I have spent a great deal of my life as a book industry journalist writing about Smiths, enjoying pointing out that it was originally HWSmith. The company was founded by Henry Walton Smith as a tiny “newswalk”, i.e. paper round, in 1792 in Little Grosvenor Street in Mayfair, next to Berkeley Square, where indeed one may have heard nightingales sing at the time. In 1888 Henry James wrote of “the fine flare of one of WHSmith’s bookstalls... it gives the idea that literature is a thing of splendor, of a dazzling essence, of infinite gas-lit red and gold. A glamor hangs over the glittering booth, and a tantalising air of clever new things.”
In the 19th century, the company’s bookstalls closed on Sundays. This rule was relaxed only once, during the Crimean War, when Sunday work was allowed to enable soldiers’ relatives to obtain the names of casualties at the Battle of Alma listed in the newspapers. During the Second World War, WHSmith’s famous shop in the Rue de Rivoli in Paris – complete with an English tearoom on the first floor – became a Nazi propaganda shop. Stencilled German writing is still visible in the basement stockroom today.
It is a fascinating past. One hopes that an imaginative book-loving suitor can see the potential for a profitable future.
The idea that Smiths might not be around seems strange, like imagining a high street without Boots. Numerous authors have expressed concern that its disappearance will leave a book desert in certain locations. With its non-intimidating atmosphere, Smiths has arguably introduced books to more than a few reluctant readers.
Smiths’ story is, in some ways, the story of the UK itself. British children learn about the 19th century “railway mania” at school, and it was the clever exploitation of this same mania through opening station bookstalls that gave Smiths the basis of its profitable WHSmith Travel subsidiary today.
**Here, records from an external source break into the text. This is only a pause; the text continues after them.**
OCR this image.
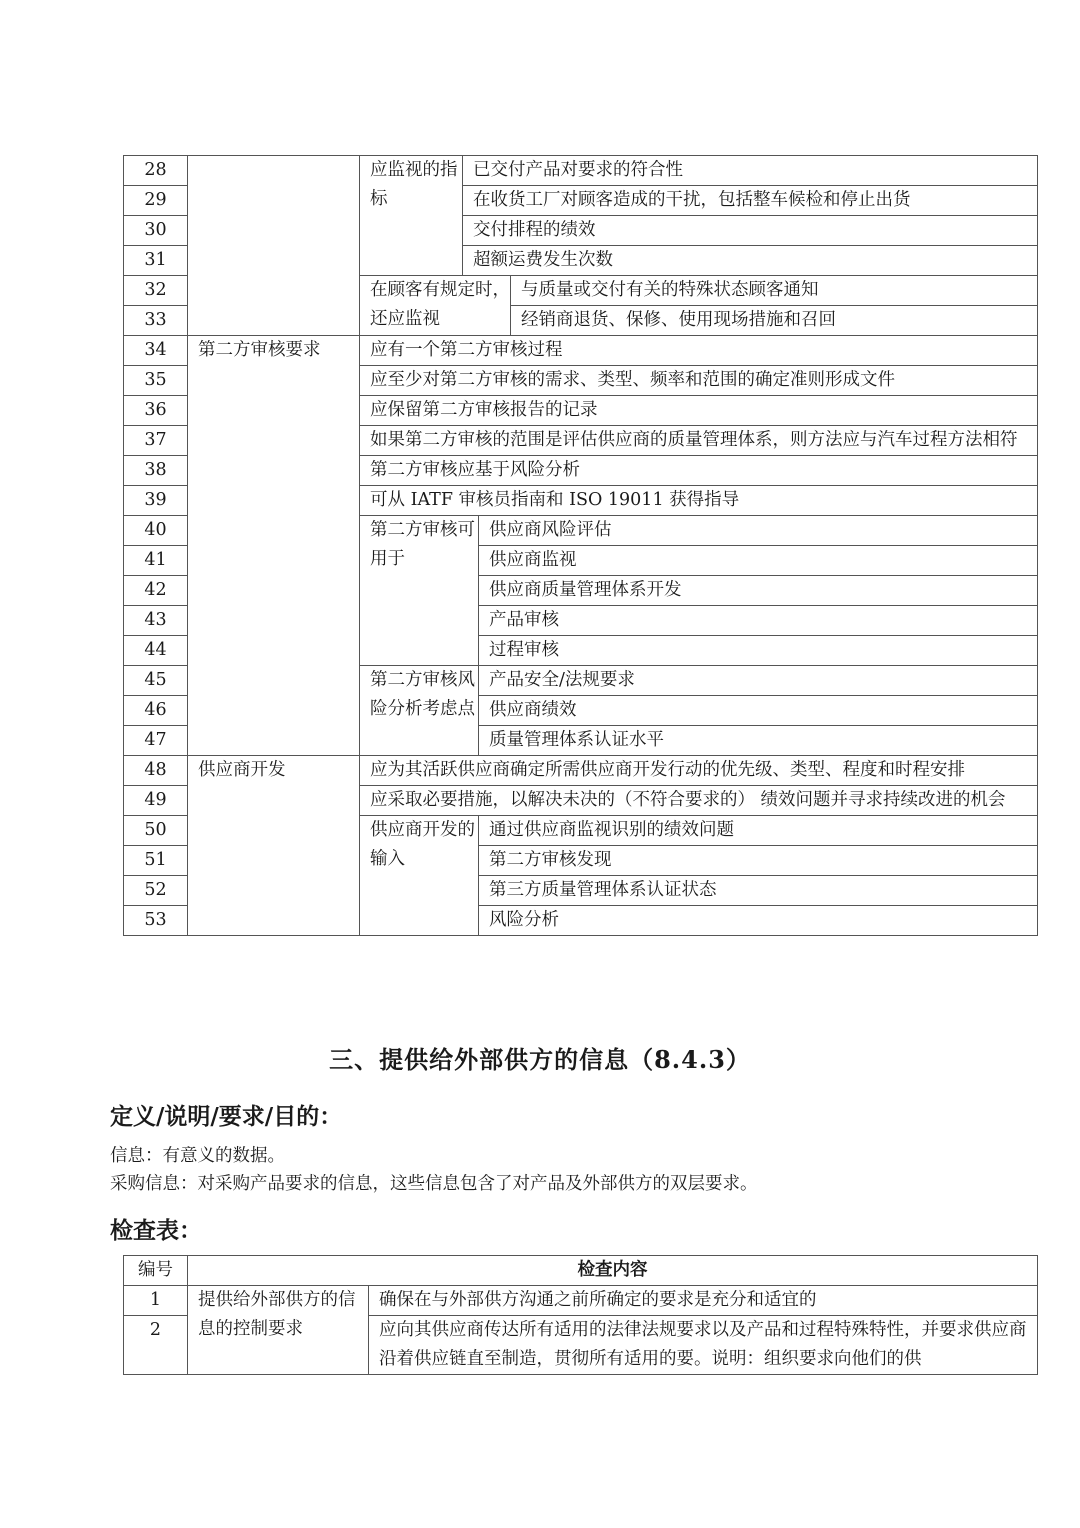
28		应监视的指标	已交付产品对要求的符合性		
29			在收货工厂对顾客造成的干扰，包括整车候检和停止出货		
30			交付排程的绩效		
31			超额运费发生次数		
32		在顾客有规定时，还应监视			与质量或交付有关的特殊状态顾客通知
33					经销商退货、保修、使用现场措施和召回
34	第二方审核要求	应有一个第二方审核过程			
35		应至少对第二方审核的需求、类型、频率和范围的确定准则形成文件			
36		应保留第二方审核报告的记录			
37		如果第二方审核的范围是评估供应商的质量管理体系，则方法应与汽车过程方法相符			
38		第二方审核应基于风险分析			
39		可从 IATF 审核员指南和 ISO 19011 获得指导			
40		第二方审核可用于		供应商风险评估	
41				供应商监视	
42				供应商质量管理体系开发	
43				产品审核	
44				过程审核	
45		第二方审核风险分析考虑点		产品安全/法规要求	
46				供应商绩效	
47				质量管理体系认证水平	
48	供应商开发	应为其活跃供应商确定所需供应商开发行动的优先级、类型、程度和时程安排			
49		应采取必要措施，以解决未决的（不符合要求的） 绩效问题并寻求持续改进的机会			
50		供应商开发的输入		通过供应商监视识别的绩效问题	
51				第二方审核发现	
52				第三方质量管理体系认证状态	
53				风险分析	
三、提供给外部供方的信息（8.4.3）
定义/说明/要求/目的：
信息：有意义的数据。
采购信息：对采购产品要求的信息，这些信息包含了对产品及外部供方的双层要求。
检查表：
编号	检查内容	
1	提供给外部供方的信息的控制要求	确保在与外部供方沟通之前所确定的要求是充分和适宜的
2		应向其供应商传达所有适用的法律法规要求以及产品和过程特殊特性，并要求供应商沿着供应链直至制造，贯彻所有适用的要。说明：组织要求向他们的供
That side of the business is not for sale.
This longevity means that it is one of the few retailers in the UK to have its own museum, opened in 1978 above its branch in Newtown, Powys, where exhibits include one of around 1500 paperboys’ bicycles that were custom-made for Smiths until the 1950s, and an ash tray from the company’s store on the Queen Mary.
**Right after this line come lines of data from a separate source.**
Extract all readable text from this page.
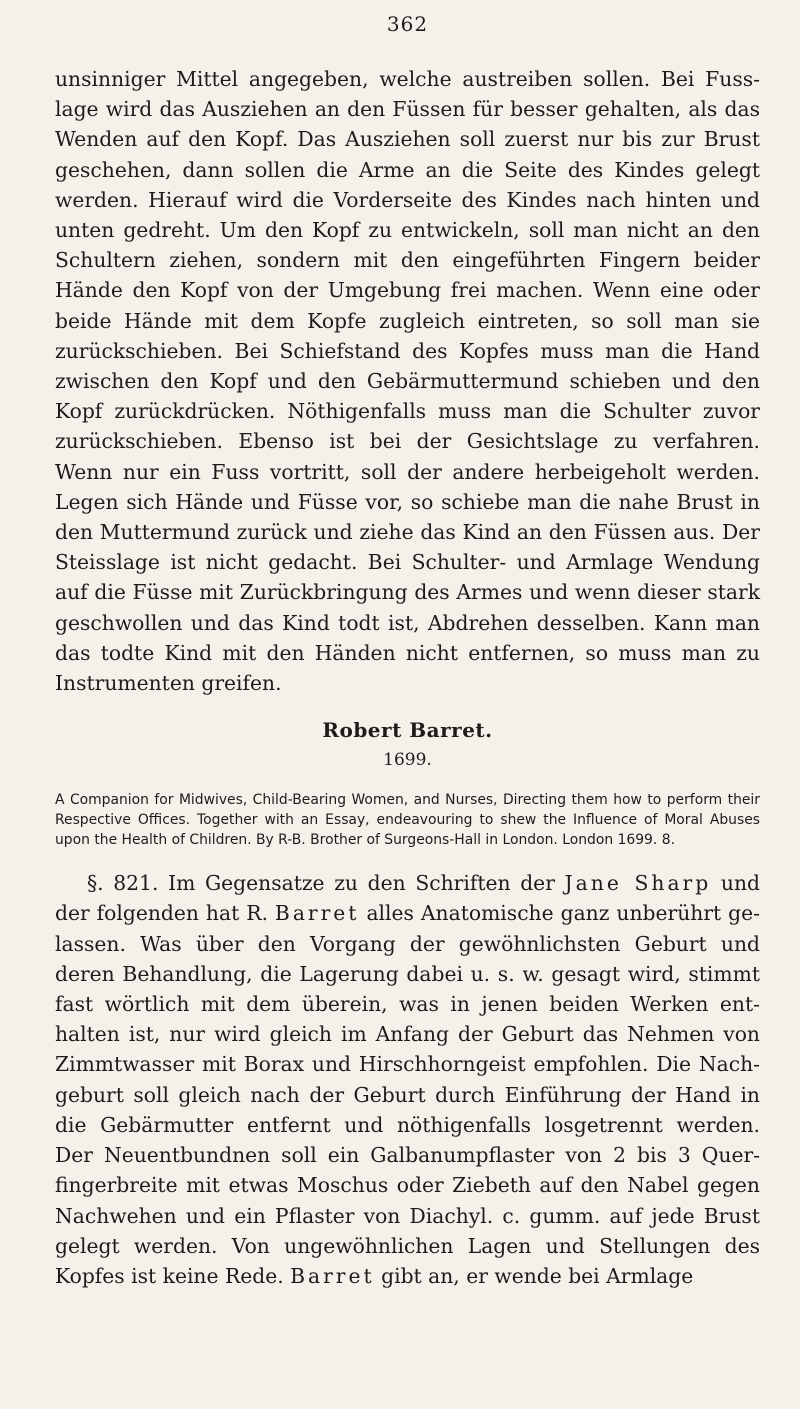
362

unsinniger Mittel angegeben, welche austreiben sollen. Bei Fusslage wird das Ausziehen an den Füssen für besser gehalten, als das Wenden auf den Kopf. Das Ausziehen soll zuerst nur bis zur Brust geschehen, dann sollen die Arme an die Seite des Kindes gelegt werden. Hierauf wird die Vorderseite des Kindes nach hinten und unten gedreht. Um den Kopf zu entwickeln, soll man nicht an den Schultern ziehen, sondern mit den eingeführten Fingern beider Hände den Kopf von der Umgebung frei machen. Wenn eine oder beide Hände mit dem Kopfe zugleich eintreten, so soll man sie zurückschieben. Bei Schiefstand des Kopfes muss man die Hand zwischen den Kopf und den Gebärmuttermund schieben und den Kopf zurückdrücken. Nöthigenfalls muss man die Schulter zuvor zurückschieben. Ebenso ist bei der Gesichtslage zu verfahren. Wenn nur ein Fuss vortritt, soll der andere herbeigeholt werden. Legen sich Hände und Füsse vor, so schiebe man die nahe Brust in den Muttermund zurück und ziehe das Kind an den Füssen aus. Der Steisslage ist nicht gedacht. Bei Schulter- und Armlage Wendung auf die Füsse mit Zurückbringung des Armes und wenn dieser stark geschwollen und das Kind todt ist, Abdrehen desselben. Kann man das todte Kind mit den Händen nicht entfernen, so muss man zu Instrumenten greifen.

Robert Barret.
1699.

A Companion for Midwives, Child-Bearing Women, and Nurses, Directing them how to perform their Respective Offices. Together with an Essay, endeavouring to shew the Influence of Moral Abuses upon the Health of Children. By R-B. Brother of Surgeons-Hall in London. London 1699. 8.

§. 821. Im Gegensatze zu den Schriften der Jane Sharp und der folgenden hat R. Barret alles Anatomische ganz unberührt gelassen. Was über den Vorgang der gewöhnlichsten Geburt und deren Behandlung, die Lagerung dabei u. s. w. gesagt wird, stimmt fast wörtlich mit dem überein, was in jenen beiden Werken enthalten ist, nur wird gleich im Anfang der Geburt das Nehmen von Zimmtwasser mit Borax und Hirschhorngeist empfohlen. Die Nachgeburt soll gleich nach der Geburt durch Einführung der Hand in die Gebärmutter entfernt und nöthigenfalls losgetrennt werden. Der Neuentbundnen soll ein Galbanumpflaster von 2 bis 3 Querfingerbreite mit etwas Moschus oder Ziebeth auf den Nabel gegen Nachwehen und ein Pflaster von Diachyl. c. gumm. auf jede Brust gelegt werden. Von ungewöhnlichen Lagen und Stellungen des Kopfes ist keine Rede. Barret gibt an, er wende bei Armlage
It is also possibly the only bookseller to have its name immortalised in a book title. In 1990, the science fiction writer Brian Aldiss entitled his memoirs Bury My Heart at WHSmith’s. It was his acknowledgement of the influence of the retailer on his life.
It is easy to see the argument for the chain’s existence. Smiths is a family retailer with a mainstream offering. Alison Steadman’s memoir for mum, the new Richard Osman for dad, the latest Taylor Swift magazine or Captain Underpants book for the kids. Yes, all this is available online, but throw in wrapping paper, the new year’s diary and a birthday card too, and you’ve got everything you need in a one-stop shop, without all the faff of online.
That was then. Is it so much different now? The YouTubers all want physical books and Smiths is as good a place for them as Waterstones. Douglas McCabe, CEO of Enders Analysis and a former Bookseller journalist, can even imagine a revamped Smiths with an offering that would appeal to a new generation who are interested in physical media, the same people who are powering the rebirth of vinyl and record decks in HMV. He told the Guardian: “An entertainment store could work if it feels buzzy and maybe includes a café... It is cool partly as it is not the internet. It is a separate space.”
Older book trade figures fondly remember favourite buyers or buying team heads – Cathy Ferrier, Martin Lee, Fiona Kennedy, Chris Rushby – as well as powerful initiatives such as Fresh Talent and Thumping Good Read. Smiths also ran the highly respected WHSmith Literary Award from 1959 to 2005.
It is a fascinating past. One hopes that an imaginative book-loving suitor can see the potential for a profitable future. A hip hangout may be too much to ask for, but an intelligent, mid-range, accessible reinvention is surely a possibility.